The Washington PostDemocracy Dies in Darkness

People are oversimplifying the reasons for Trump’s victory

November 10, 2016 at 12:44 p.m. EST

Elliott County, Kentucky has been called "the most reliably Democratic county in America." The people there chose the Democrat in every presidential election for 136 years, dating all the way back to the county's establishment in 1869.

But that all changed this week. Trump won Elliott County in decisive fashion on Tuesday, running the numbers all the way up to a 44 point margin over Democrat Hillary Clinton.

It's easy to read what happened in Elliott County this year as a reflection of the familiar narrative of white hardships and grievances: the county is 95 percent white, with a median household income of about $28,000.

But the travails of the white working class don't alone explain Trump's dramatic victory. Exit polls show Trump held an advantage over Clinton among voters making $100,000 a year or more, and that Clinton actually won among lower-income voters.

Indeed, a look at the other 252 counties where voters moved toward the GOP by 25 percentage points or more suggest that the Trump wave wasn't isolated to America's Rust Belt, or even largely a product of it.

All of those counties, with the lone exception of Shoshone County, Idaho, are located in the quadrant of the U.S. map shown above. These counties are overwhelmingly rural: nearly 65 percent of voters here live in rural areas, according to Census data, compared to 19 percent nationwide.

Voters here are also overwhelmingly white: 95 percent of the residents of these counties were white in 2015, compared 77 percent nationwide.

The counties include major chunks of southeastern Ohio and Iowa. They include reaches of far northern New York and New England, as well as the northernmost stretch of the Red River valley in North Dakota and Minnesota.

By contrast only 15 counties -- most of them in Utah -- swung left by similar margins.

It's tempting to look at the map and conclude that whatever's happening here is a Rust Belt phenomenon, a function of the familiar white working class narrative of closing factories, disappearing jobs and fading hopes. But look a little closer. Below, I've overlaid the rough boundaries of what we think of as the Rust Belt according to Belt Magazine, a publication focusing on the Rust Belt and the Midwest.
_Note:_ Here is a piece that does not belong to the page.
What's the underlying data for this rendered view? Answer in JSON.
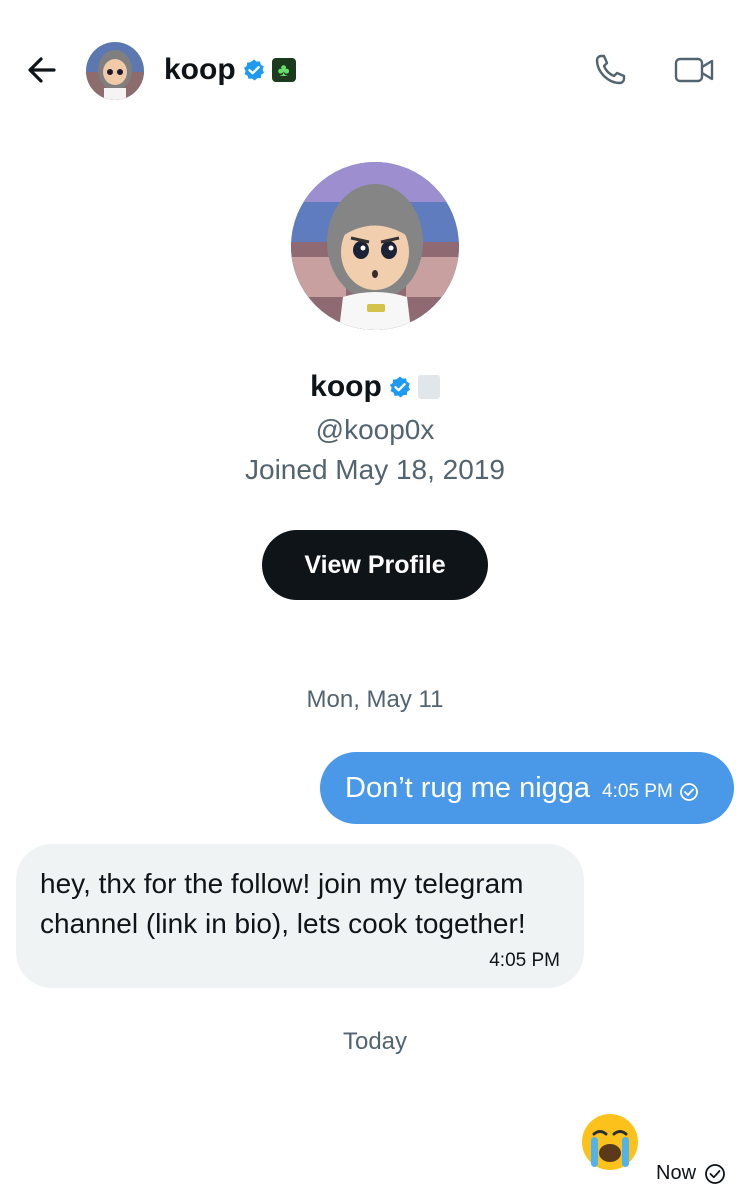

With the exception of southeast Ohio, most of the counties seeing these huge GOP shifts are located well outside of the Rust Belt. Iowa and the Red River valley, for instance are corn country, not manufacturing country. The upper reaches of Wisconsin are known for forests and farms, not for manufacturing.

Indeed, many of the Great Lakes coastal regions we traditionally associate with the Rust Belt don't show up on this map at all. Part of this is because manufacturing is typically located in urban areas, and the Census numbers above suggest this is primarily a rural phenomenon.

While the hardships of the white working class explain part of what's happening here, in other words, it's not the whole story.